Mais quand ces personnes ont déjà passé plusieurs années à travailler ou à étudier au pays, la sélection est basée presqu’uniquement sur les résultats d’un test linguistique. Si leur séjour « temporaire » s’est passé essentiellement en anglais et que leurs enfants ont été inscrits dans les écoles anglaises, est-ce raisonnable de penser que la réussite d’un test de français sera garante d’un transfert linguistique vers le français? De plus, le Québec n’a pas de moyens administratifs systémiques permettant d’intervenir rapidement pour franciser les personnes qui arrivent avec un statut temporaire. Il ne sait même pas si elles ont l’intention de rester.

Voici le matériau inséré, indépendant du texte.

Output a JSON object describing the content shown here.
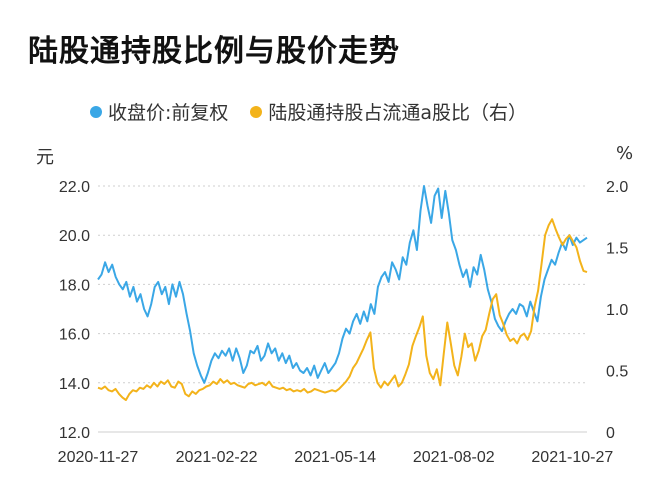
{
  "title": "陆股通持股比例与股价走势",
  "legend": {
    "left": {
      "label": "收盘价:前复权",
      "color": "#3aa7e6"
    },
    "right": {
      "label": "陆股通持股占流通a股比（右）",
      "color": "#f3b31b"
    }
  },
  "units": {
    "left": "元",
    "right": "%"
  },
  "chart_data": {
    "type": "line",
    "title": "陆股通持股比例与股价走势",
    "x_labels": [
      "2020-11-27",
      "2021-02-22",
      "2021-05-14",
      "2021-08-02",
      "2021-10-27"
    ],
    "y_left": {
      "ticks": [
        "22.0",
        "20.0",
        "18.0",
        "16.0",
        "14.0",
        "12.0"
      ],
      "range": [
        12,
        22
      ]
    },
    "y_right": {
      "ticks": [
        "2.0",
        "1.5",
        "1.0",
        "0.5",
        "0"
      ],
      "range": [
        0,
        2.0
      ]
    },
    "series": [
      {
        "name": "收盘价:前复权",
        "axis": "left",
        "color": "#3aa7e6",
        "values": [
          18.2,
          18.4,
          18.9,
          18.5,
          18.8,
          18.3,
          18.0,
          17.8,
          18.1,
          17.5,
          17.9,
          17.3,
          17.6,
          17.0,
          16.7,
          17.2,
          17.9,
          18.1,
          17.6,
          17.9,
          17.2,
          18.0,
          17.5,
          18.1,
          17.6,
          16.8,
          16.1,
          15.2,
          14.7,
          14.3,
          14.0,
          14.4,
          14.9,
          15.2,
          15.0,
          15.3,
          15.1,
          15.4,
          14.9,
          15.4,
          15.0,
          14.4,
          14.7,
          15.3,
          15.2,
          15.5,
          14.9,
          15.1,
          15.6,
          15.2,
          15.4,
          14.9,
          15.2,
          14.8,
          15.1,
          14.6,
          14.8,
          14.5,
          14.4,
          14.6,
          14.3,
          14.7,
          14.2,
          14.5,
          14.8,
          14.4,
          14.6,
          14.8,
          15.2,
          15.8,
          16.2,
          16.0,
          16.5,
          16.8,
          16.4,
          16.9,
          16.5,
          17.2,
          16.8,
          17.9,
          18.3,
          18.5,
          18.1,
          18.9,
          18.6,
          18.2,
          19.1,
          18.8,
          19.7,
          20.2,
          19.4,
          21.0,
          22.0,
          21.2,
          20.5,
          21.6,
          21.9,
          20.7,
          21.8,
          20.9,
          19.8,
          19.4,
          18.8,
          18.3,
          18.6,
          17.9,
          18.7,
          18.4,
          19.2,
          18.6,
          17.8,
          17.3,
          16.6,
          16.3,
          16.1,
          16.5,
          16.8,
          17.0,
          16.8,
          17.2,
          17.1,
          16.7,
          17.3,
          16.9,
          16.5,
          17.5,
          18.2,
          18.6,
          19.0,
          18.8,
          19.3,
          19.7,
          19.4,
          20.0,
          19.6,
          19.9,
          19.7,
          19.8,
          19.9
        ]
      },
      {
        "name": "陆股通持股占流通a股比（右）",
        "axis": "right",
        "color": "#f3b31b",
        "values": [
          0.36,
          0.35,
          0.37,
          0.34,
          0.33,
          0.35,
          0.31,
          0.28,
          0.26,
          0.31,
          0.34,
          0.33,
          0.36,
          0.35,
          0.38,
          0.36,
          0.4,
          0.37,
          0.41,
          0.39,
          0.42,
          0.37,
          0.36,
          0.41,
          0.39,
          0.31,
          0.29,
          0.33,
          0.31,
          0.34,
          0.35,
          0.37,
          0.38,
          0.41,
          0.39,
          0.43,
          0.4,
          0.42,
          0.39,
          0.4,
          0.38,
          0.37,
          0.36,
          0.39,
          0.4,
          0.38,
          0.39,
          0.4,
          0.38,
          0.41,
          0.37,
          0.36,
          0.35,
          0.36,
          0.34,
          0.35,
          0.33,
          0.34,
          0.33,
          0.35,
          0.32,
          0.33,
          0.35,
          0.34,
          0.33,
          0.32,
          0.33,
          0.34,
          0.33,
          0.35,
          0.38,
          0.41,
          0.45,
          0.52,
          0.56,
          0.62,
          0.68,
          0.75,
          0.81,
          0.52,
          0.4,
          0.36,
          0.41,
          0.38,
          0.42,
          0.46,
          0.37,
          0.4,
          0.47,
          0.55,
          0.7,
          0.78,
          0.85,
          0.94,
          0.62,
          0.48,
          0.43,
          0.51,
          0.38,
          0.64,
          0.89,
          0.72,
          0.54,
          0.46,
          0.61,
          0.8,
          0.69,
          0.72,
          0.58,
          0.66,
          0.78,
          0.83,
          0.96,
          1.08,
          1.12,
          0.95,
          0.88,
          0.79,
          0.74,
          0.76,
          0.72,
          0.78,
          0.8,
          0.75,
          0.82,
          1.02,
          1.15,
          1.37,
          1.6,
          1.68,
          1.73,
          1.65,
          1.58,
          1.52,
          1.57,
          1.6,
          1.55,
          1.5,
          1.39,
          1.31,
          1.3
        ]
      }
    ]
  }
}
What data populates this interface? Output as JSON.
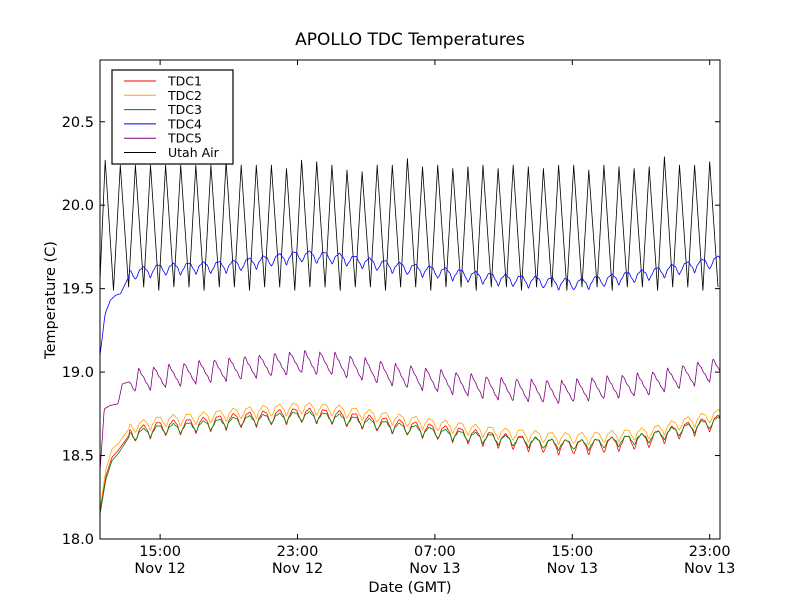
{
  "chart_data": {
    "type": "line",
    "title": "APOLLO TDC Temperatures",
    "xlabel": "Date (GMT)",
    "ylabel": "Temperature (C)",
    "x_unit": "hours since Nov 12 11:30 GMT",
    "xlim": [
      0,
      36.1
    ],
    "ylim": [
      18.0,
      20.87
    ],
    "grid": false,
    "legend_position": "top-left",
    "y_ticks": [
      {
        "value": 18.0,
        "label": "18.0"
      },
      {
        "value": 18.5,
        "label": "18.5"
      },
      {
        "value": 19.0,
        "label": "19.0"
      },
      {
        "value": 19.5,
        "label": "19.5"
      },
      {
        "value": 20.0,
        "label": "20.0"
      },
      {
        "value": 20.5,
        "label": "20.5"
      }
    ],
    "x_ticks": [
      {
        "value": 3.5,
        "time": "15:00",
        "date": "Nov 12"
      },
      {
        "value": 11.5,
        "time": "23:00",
        "date": "Nov 12"
      },
      {
        "value": 19.5,
        "time": "07:00",
        "date": "Nov 13"
      },
      {
        "value": 27.5,
        "time": "15:00",
        "date": "Nov 13"
      },
      {
        "value": 35.5,
        "time": "23:00",
        "date": "Nov 13"
      }
    ],
    "series": [
      {
        "name": "TDC1",
        "color": "#ff0000",
        "trend_x": [
          0,
          0.35,
          0.7,
          1.05,
          1.75,
          3.5,
          5.8,
          8.1,
          11.7,
          13.5,
          17.4,
          20.3,
          23.2,
          26.7,
          28.5,
          31.9,
          34.0,
          36.1
        ],
        "trend_y": [
          18.16,
          18.38,
          18.49,
          18.53,
          18.63,
          18.67,
          18.69,
          18.72,
          18.75,
          18.74,
          18.68,
          18.64,
          18.6,
          18.56,
          18.56,
          18.6,
          18.66,
          18.71
        ],
        "oscillation": {
          "period_h": 0.88,
          "amplitude": 0.045,
          "shape": "scallop"
        }
      },
      {
        "name": "TDC2",
        "color": "#ffa500",
        "trend_x": [
          0,
          0.35,
          0.7,
          1.05,
          1.75,
          3.5,
          5.8,
          8.1,
          11.7,
          13.5,
          17.4,
          20.3,
          23.2,
          26.7,
          28.5,
          31.9,
          34.0,
          36.1
        ],
        "trend_y": [
          18.18,
          18.42,
          18.54,
          18.57,
          18.67,
          18.71,
          18.73,
          18.76,
          18.79,
          18.78,
          18.72,
          18.68,
          18.64,
          18.61,
          18.61,
          18.64,
          18.7,
          18.75
        ],
        "oscillation": {
          "period_h": 0.88,
          "amplitude": 0.035,
          "shape": "scallop"
        }
      },
      {
        "name": "TDC3",
        "color": "#008000",
        "trend_x": [
          0,
          0.35,
          0.7,
          1.05,
          1.75,
          3.5,
          5.8,
          8.1,
          11.7,
          13.5,
          17.4,
          20.3,
          23.2,
          26.7,
          28.5,
          31.9,
          34.0,
          36.1
        ],
        "trend_y": [
          18.15,
          18.36,
          18.47,
          18.51,
          18.62,
          18.66,
          18.68,
          18.71,
          18.74,
          18.73,
          18.67,
          18.63,
          18.6,
          18.57,
          18.57,
          18.61,
          18.66,
          18.71
        ],
        "oscillation": {
          "period_h": 0.88,
          "amplitude": 0.03,
          "shape": "scallop"
        }
      },
      {
        "name": "TDC4",
        "color": "#0000ff",
        "trend_x": [
          0,
          0.3,
          0.6,
          0.9,
          1.2,
          1.75,
          3.5,
          7.6,
          11.7,
          13.5,
          17.4,
          23.2,
          27.8,
          31.9,
          36.1
        ],
        "trend_y": [
          19.1,
          19.35,
          19.43,
          19.46,
          19.47,
          19.59,
          19.62,
          19.64,
          19.7,
          19.69,
          19.63,
          19.56,
          19.53,
          19.59,
          19.67
        ],
        "oscillation": {
          "period_h": 0.88,
          "amplitude": 0.035,
          "shape": "scallop"
        }
      },
      {
        "name": "TDC5",
        "color": "#800080",
        "trend_x": [
          0,
          0.25,
          0.6,
          1.05,
          1.3,
          2.0,
          3.5,
          5.8,
          11.7,
          13.5,
          17.4,
          23.2,
          26.7,
          31.9,
          36.1
        ],
        "trend_y": [
          18.41,
          18.78,
          18.8,
          18.81,
          18.93,
          18.95,
          18.97,
          19.0,
          19.06,
          19.05,
          18.98,
          18.9,
          18.88,
          18.93,
          19.02
        ],
        "oscillation": {
          "period_h": 0.88,
          "amplitude": 0.07,
          "shape": "sawtooth"
        }
      },
      {
        "name": "Utah Air",
        "color": "#000000",
        "trend_x": [
          0,
          36.1
        ],
        "trend_y": [
          19.87,
          19.87
        ],
        "oscillation": {
          "period_h": 0.88,
          "shape": "triangle",
          "first_peak_h": 0.3,
          "peaks": [
            20.27,
            20.24,
            20.24,
            20.24,
            20.24,
            20.24,
            20.24,
            20.24,
            20.26,
            20.24,
            20.24,
            20.24,
            20.22,
            20.27,
            20.26,
            20.24,
            20.21,
            20.2,
            20.24,
            20.24,
            20.28,
            20.23,
            20.24,
            20.22,
            20.23,
            20.24,
            20.22,
            20.24,
            20.23,
            20.22,
            20.24,
            20.24,
            20.21,
            20.24,
            20.23,
            20.22,
            20.23,
            20.29,
            20.24,
            20.24,
            20.26,
            20.25
          ],
          "trough": 19.49
        }
      }
    ]
  }
}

Sous la pression des changements apportés au système d’immigration canadien, le Québec s’est écarté d’un système d’immigration permanente où les personnes sont sélectionnées dès l’étranger selon la grille de sélection québécoise et en priorisant des arrivées en provenance de pays francophones et francotropes. Entretemps, le Canada fait de la concurrence dans le recrutement des francophones. Il a compris que l’immigration temporaire prend le dessus et il a mis en place un permis de travail temporaire ouvert rendant la vie plus facile pour les employeurs hors Québec qui recrutent des francophones. Une belle reconnaissance que le français a besoin de protection partout au pays ! Est-ce que le Québec a même pensé à demander la même chose ?
Le gouvernement Legault a un regard économique utilitariste, provincialiste et myope de l’immigration. S’il tient à ses objectifs linguistiques, il faudra une vision à long terme pour cet enjeu critique concernant l’avenir du Québec.